To schedule meetings with intention, set an agenda, schedule shorter meetings, make meetings optional, move daily huddles to electronic tools, or make meetings asynchronous.
Each employee has a lot to do in their workday. When you schedule meetings with them, it is important to be mindful of everyone’s time. Before scheduling a meeting, ask yourself if you can manage any particular communication with written or video communication instead of gathering people together. If the answer is yes, use those tools to give the information you would have otherwise presented in the meeting.
If the answer is no, how can you ensure you schedule meetings with intention?
Set an agenda for the meeting
Create an agenda and send it to your employees so they know what to expect at the meeting and so they can prepare any materials they need to review, present or bring beforehand.
Schedule shorter meetings
If you schedule a 30-minute meeting and have covered everything you need to talk about in 15 minutes, you can end the meeting early. Also, consider making your meetings 20 minutes long—long enough to cover everything you need to cover and short enough not to take too much time out of the day.
Make meetings optional
There are meetings where only certain people need to be there. Make sure only those people who need to be there are there, and don’t invite or make attendance optional for those employees who do not need to be there.
Move daily huddle meetings to electronic tools
If you have a daily sprint meeting with your employees to check in on how they are doing with their tasks, consider moving those meetings to an electronic tool like Slack or Teams, where you can ask everyone what is on their agenda.
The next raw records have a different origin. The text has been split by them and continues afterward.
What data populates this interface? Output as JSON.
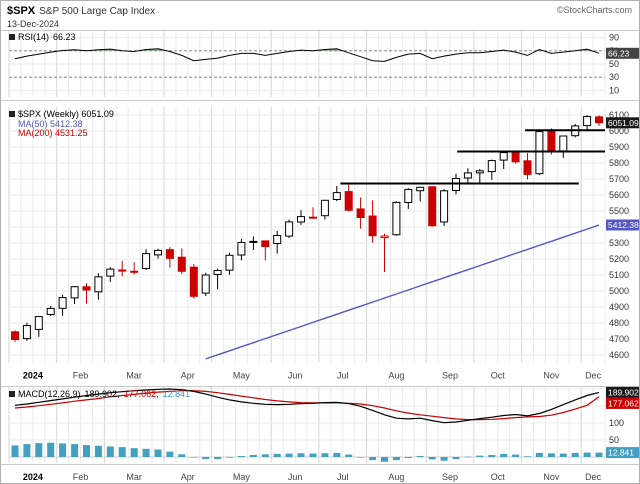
{
  "header": {
    "symbol": "$SPX",
    "name": "S&P 500 Large Cap Index",
    "date": "13-Dec-2024",
    "credit": "©StockCharts.com"
  },
  "legends": {
    "rsi": {
      "label": "RSI(14)",
      "value": "66.23"
    },
    "price": {
      "symbol_line": "$SPX (Weekly) 6051.09",
      "ma50": "MA(50) 5412.38",
      "ma200": "MA(200) 4531.25"
    },
    "macd": {
      "label": "MACD(12,26,9)",
      "macd_value": "189.902,",
      "signal_value": "177.062,",
      "hist_value": "12.841"
    }
  },
  "badges": {
    "rsi": "66.23",
    "price": "6051.09",
    "ma50": "5412.38",
    "macd": "189.902",
    "signal": "177.062",
    "hist": "12.841"
  },
  "colors": {
    "up_stroke": "#000000",
    "up_fill": "#ffffff",
    "down": "#cc0000",
    "ma50": "#5557c6",
    "macd_line": "#000000",
    "signal": "#cc0000",
    "hist": "#459fc0",
    "rsi_line": "#000000",
    "rsi_fill": "#93ab93",
    "trend": "#000000",
    "grid": "#e9ece9",
    "grid_month": "#d2d8d2",
    "badge_dark": "#1a1a1a"
  },
  "chart_data": {
    "type": "candlestick",
    "title": "$SPX (Weekly)",
    "timeframe": "Weekly",
    "as_of": "13-Dec-2024",
    "last_close": 6051.09,
    "ylim": [
      4550,
      6150
    ],
    "price_ticks": [
      6100,
      6000,
      5900,
      5800,
      5700,
      5600,
      5500,
      5400,
      5300,
      5200,
      5100,
      5000,
      4900,
      4800,
      4700,
      4600
    ],
    "months": [
      {
        "label": "2024",
        "week": 0,
        "bold": true
      },
      {
        "label": "Feb",
        "week": 4
      },
      {
        "label": "Mar",
        "week": 8
      },
      {
        "label": "Apr",
        "week": 13
      },
      {
        "label": "May",
        "week": 17
      },
      {
        "label": "Jun",
        "week": 22
      },
      {
        "label": "Jul",
        "week": 26
      },
      {
        "label": "Aug",
        "week": 30
      },
      {
        "label": "Sep",
        "week": 35
      },
      {
        "label": "Oct",
        "week": 39
      },
      {
        "label": "Nov",
        "week": 43
      },
      {
        "label": "Dec",
        "week": 48
      }
    ],
    "candles": [
      [
        4745,
        4754,
        4682,
        4697,
        "d"
      ],
      [
        4703,
        4802,
        4688,
        4784,
        "u"
      ],
      [
        4760,
        4842,
        4714,
        4840,
        "u"
      ],
      [
        4853,
        4906,
        4844,
        4891,
        "u"
      ],
      [
        4892,
        4975,
        4845,
        4959,
        "u"
      ],
      [
        4957,
        5030,
        4918,
        5027,
        "u"
      ],
      [
        5026,
        5048,
        4920,
        5006,
        "d"
      ],
      [
        4995,
        5111,
        4946,
        5089,
        "u"
      ],
      [
        5093,
        5149,
        5057,
        5137,
        "u"
      ],
      [
        5131,
        5189,
        5092,
        5124,
        "d"
      ],
      [
        5123,
        5180,
        5104,
        5117,
        "d"
      ],
      [
        5140,
        5261,
        5131,
        5234,
        "u"
      ],
      [
        5226,
        5264,
        5203,
        5254,
        "u"
      ],
      [
        5258,
        5274,
        5146,
        5204,
        "d"
      ],
      [
        5211,
        5266,
        5107,
        5123,
        "d"
      ],
      [
        5149,
        5168,
        4953,
        4967,
        "d"
      ],
      [
        4987,
        5114,
        4969,
        5100,
        "u"
      ],
      [
        5103,
        5139,
        5011,
        5128,
        "u"
      ],
      [
        5130,
        5239,
        5101,
        5223,
        "u"
      ],
      [
        5225,
        5325,
        5191,
        5303,
        "u"
      ],
      [
        5305,
        5341,
        5256,
        5310,
        "u"
      ],
      [
        5313,
        5315,
        5191,
        5278,
        "d"
      ],
      [
        5297,
        5375,
        5234,
        5347,
        "u"
      ],
      [
        5343,
        5447,
        5331,
        5432,
        "u"
      ],
      [
        5431,
        5505,
        5413,
        5465,
        "u"
      ],
      [
        5461,
        5523,
        5451,
        5460,
        "d"
      ],
      [
        5471,
        5570,
        5446,
        5567,
        "u"
      ],
      [
        5572,
        5656,
        5562,
        5615,
        "u"
      ],
      [
        5621,
        5670,
        5497,
        5505,
        "d"
      ],
      [
        5513,
        5585,
        5390,
        5459,
        "d"
      ],
      [
        5469,
        5567,
        5302,
        5346,
        "d"
      ],
      [
        5334,
        5358,
        5119,
        5344,
        "dh"
      ],
      [
        5352,
        5561,
        5345,
        5554,
        "u"
      ],
      [
        5553,
        5643,
        5513,
        5635,
        "u"
      ],
      [
        5627,
        5651,
        5560,
        5648,
        "u"
      ],
      [
        5651,
        5655,
        5402,
        5408,
        "d"
      ],
      [
        5431,
        5636,
        5406,
        5626,
        "u"
      ],
      [
        5628,
        5733,
        5604,
        5703,
        "u"
      ],
      [
        5706,
        5767,
        5674,
        5738,
        "u"
      ],
      [
        5738,
        5763,
        5674,
        5751,
        "u"
      ],
      [
        5746,
        5822,
        5695,
        5815,
        "u"
      ],
      [
        5818,
        5878,
        5762,
        5865,
        "u"
      ],
      [
        5864,
        5872,
        5797,
        5808,
        "d"
      ],
      [
        5814,
        5862,
        5697,
        5729,
        "d"
      ],
      [
        5733,
        5999,
        5724,
        5996,
        "u"
      ],
      [
        5997,
        6017,
        5853,
        5871,
        "d"
      ],
      [
        5876,
        5972,
        5832,
        5969,
        "u"
      ],
      [
        5971,
        6044,
        5960,
        6032,
        "u"
      ],
      [
        6034,
        6100,
        6003,
        6090,
        "u"
      ],
      [
        6088,
        6099,
        6031,
        6051.09,
        "d"
      ]
    ],
    "ma50": {
      "label": "MA(50)",
      "last": 5412.38,
      "start": 4170,
      "step": 25.35
    },
    "ma200": {
      "label": "MA(200)",
      "last": 4531.25,
      "visible": false
    },
    "trendlines": [
      {
        "price": 6005,
        "w1": 43.3,
        "w2": 50
      },
      {
        "price": 5872,
        "w1": 37.6,
        "w2": 50
      },
      {
        "price": 5672,
        "w1": 27.8,
        "w2": 47.8
      }
    ],
    "rsi": {
      "period": 14,
      "last": 66.23,
      "ticks": [
        90,
        70,
        50,
        30,
        10
      ],
      "overbought": 70,
      "oversold": 30,
      "values": [
        58,
        62,
        65,
        68,
        70.5,
        71.5,
        70,
        71.5,
        72.5,
        70,
        69,
        72,
        73,
        69,
        63,
        55,
        57,
        59,
        63,
        66,
        66,
        63,
        66,
        69,
        71,
        70,
        72,
        73,
        67,
        61,
        55,
        54,
        60,
        65,
        66,
        58,
        62,
        65,
        67,
        67,
        69,
        71,
        68,
        63,
        72,
        66,
        68,
        70,
        72.5,
        66.23
      ]
    },
    "macd": {
      "fast": 12,
      "slow": 26,
      "signal_period": 9,
      "last_macd": 189.902,
      "last_signal": 177.062,
      "last_hist": 12.841,
      "ticks": [
        100,
        50
      ],
      "macd": [
        152,
        156,
        161,
        166,
        171,
        176,
        181,
        185,
        189,
        192,
        195,
        197,
        199,
        200,
        198,
        193,
        185,
        176,
        168,
        162,
        158,
        155,
        154,
        155,
        157,
        158,
        160,
        161,
        157,
        149,
        137,
        124,
        114,
        112,
        114,
        107,
        101,
        103,
        108,
        113,
        117,
        122,
        125,
        121,
        128,
        140,
        154,
        168,
        181,
        189.902
      ],
      "signal": [
        144,
        147,
        151,
        155,
        159,
        164,
        168,
        172,
        177,
        181,
        184,
        188,
        191,
        193,
        195,
        195,
        193,
        189,
        184,
        179,
        174,
        169,
        165,
        162,
        160,
        159,
        159,
        159,
        158,
        156,
        151,
        144,
        136,
        129,
        124,
        120,
        116,
        112,
        110,
        110,
        111,
        113,
        116,
        118,
        119,
        123,
        131,
        141,
        152,
        177.062
      ],
      "hist": [
        34,
        38,
        41,
        42,
        40,
        38,
        35,
        33,
        31,
        29,
        26,
        24,
        22,
        16,
        8,
        0,
        -6,
        -6,
        -2,
        3,
        6,
        8,
        9,
        10,
        11,
        10,
        11,
        12,
        7,
        -1,
        -9,
        -14,
        -9,
        -3,
        3,
        -7,
        -11,
        -6,
        1,
        4,
        6,
        9,
        7,
        2,
        12,
        11,
        10,
        12,
        13,
        12.841
      ]
    }
  }
}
You can also include a daily agenda section in your project management software to ask employees the same question.
Make meetings asynchronous
If your team spans multiple time zones or countries, consider making your meetings asynchronous so not everyone has to be there simultaneously. Post the necessary information your team needs to know in your communications channel or send it through email so they can ask questions and learn the information at their own pace.